For the third year in a row, a team from Chantilly High has won the state championship in economics. The four students took first place in the Adam Smith Division (advanced economics) of the 2015 Governor’s Challenge in Economics and Personal Finance.
The competition was held April 17 at VCU and marked the school’s sixth championship overall in this division. The winning team members are senior Brendan Aronhime and juniors Aron Malatinszky, Alice Wang and Kincaid Youman.
“I’m extremely proud of this group,” said economics teacher Joe Clement, their coach. “They worked hard and it paid off. They also got along really well and were fun to work with. I think we win so often because we have fantastic economics students. We have kids who ask the right questions, think of different ways to solve problems and are super curious.”
“It’s also a function of the fact that success begets success,” he continued. “That is, we win and kids become interested the following year; we win again, more kids become interested; rinse, repeat. We are constantly building on the success of prior years. We get the most amazing students to come out for this competition, and this year’s students certainly continued that tradition of excellence.”
More than 3,200 Virginia high-school students competed in the event’s preliminary rounds, with 168 qualifying for the day-long championship. And although Chantilly didn’t make it to the national finals, it did reach the semifinals.
Regarding the Governor’s Challenge, there’s a statewide test to see who makes each school’s team and which schools compete at states. Twelve people tried out for Chantilly’s team, which was formed during spring break.
“We met once a week after school,” said Malatinszky. But the students said they mainly honed their skills in class. Each also explained why they like economics.
“Economics is so much more than the study of money,” said Aronhime. “It examines how people make decisions. And it provides explanations for the choices we make in our everyday lives that we don’t really think about — and I find that fascinating.”
“My grandfather worked in the World Bank, so I thought economics was a cool field to follow and I started studying it,” said Malatinszky. “Our school’s economics team is really strong because Mr. Clement is a really good teacher.

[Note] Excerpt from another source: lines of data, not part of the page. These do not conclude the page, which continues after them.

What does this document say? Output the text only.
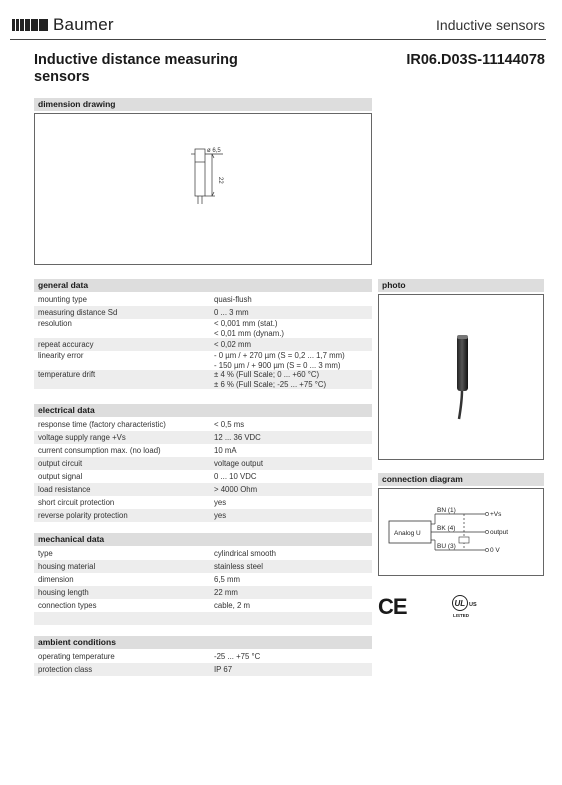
Baumer	Inductive sensors
Inductive distance measuring sensors
IR06.D03S-11144078
dimension drawing
ø 6,5
22
general data
mounting type	quasi-flush
measuring distance Sd	0 ... 3 mm
resolution	< 0,001 mm (stat.)
< 0,01 mm (dynam.)
repeat accuracy	< 0,02 mm
linearity error	- 0 µm / + 270 µm (S = 0,2 ... 1,7 mm)
- 150 µm / + 900 µm (S = 0 ... 3 mm)
temperature drift	± 4 % (Full Scale; 0 ... +60 °C)
± 6 % (Full Scale; -25 ... +75 °C)
electrical data
response time (factory characteristic)	< 0,5 ms
voltage supply range +Vs	12 ... 36 VDC
current consumption max. (no load)	10 mA
output circuit	voltage output
output signal	0 ... 10 VDC
load resistance	> 4000 Ohm
short circuit protection	yes
reverse polarity protection	yes
mechanical data
type	cylindrical smooth
housing material	stainless steel
dimension	6,5 mm
housing length	22 mm
connection types	cable, 2 m
ambient conditions
operating temperature	-25 ... +75 °C
protection class	IP 67
photo
connection diagram
Analog U
BN (1)
BK (4)
BU (3)
+Vs
output
0 V
CE	UL US
LISTED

So I had an extra motivation to study even more to add onto Chantilly’s economics dominance.”
Since people are always talking about the economy, said Youman, “I wanted to understand more about what’s going on in the world. I joined the team because I was doing well in the class and wanted to help win a state championship.”
“Economics has the power to target social issues, like poverty, that are plaguing society in general,” added Wang. “It’s practical in all fields of study and it’s basically life.”
The state championship consisted of two rounds. The first one was a written test taken by all the teams. It dealt with macro-economics (the larger picture) and world events. Then the two, top-scoring teams overall competed in the second round. Called the “buzzer round,” it’s similar to a quiz bowl where team members buzz in to answer questions before their opponents do.
An example of a macro-economics question, said Wang, would be: “When excessive government spending reduces private investment, what is that called?” (Answer: Crowding out).
Aronhime provided a sample buzzer-round question: “This concept in game theory describes a situation in which everyone makes the best decision based on everyone else’s decisions.” (Answer: The Nash Equilibrium).
Each student focused on studying a specific area for the competition. Aronhime covered economists; Malatinszky, international relations; Youman, U.S. economics; and Wang, economic history.
Malatinszky said the toughest parts of the macro-economics section were the questions involving net capital outflow. In world events, said Aronhime, the most difficult questions dealt with world trade statistics. He also said it was hard knowing what to study in advance because economics is such a broad discipline.
However, Wang said the worst part of the whole competition was “waiting for them to announce the top two teams.” But she was thrilled that Chantilly was one of them. “There aren’t words to describe how awesome Mr. Clement is,” she said. “He was confident that we’d win, and we didn’t want to let him down.”
Youman said the most surprising thing was that “they asked about specific questions that no one would be expected to know. For example, ‘To which two nations does Virginia export the most agricultural products?’ The answer was China and Canada.”
But, said Aronhime, “We really enjoyed winning. We didn’t think we would because we were competing against really good schools, such as T.J. [Thomas Jefferson].”
“I was relieved because we really wanted to win and we worked hard,” said Malatinszky. “And the trophy for our school was a physical representation of our success.” Youman was just happy with their victory, and Aronhime also felt relief because they’d prepared so much and Clement had high expectations of them.
“The quiz bowl was the most fun part, when we went onstage in front of all the other teams and destroyed the competition,” said Youman. “Brendan buzzed in before the questions were finished and answered them right, almost every time.”
All in all, said Wang, “It’s an awesome experience that was really unique — something to have on your bucket list.” When the Chantilly students heard they won, she said, “I felt kind of numb; it didn’t set in until we were halfway home.”
All four students attributed their victory to their coach. “He’s a great teacher and made us really enthusiastic about the subject,” said Aronhime.
Calling the tournament “a cool and fun experience,” Malatinszky said it was “great to see so many economic experts judging us — and they also had phenomenal doughnuts and sandwiches there.”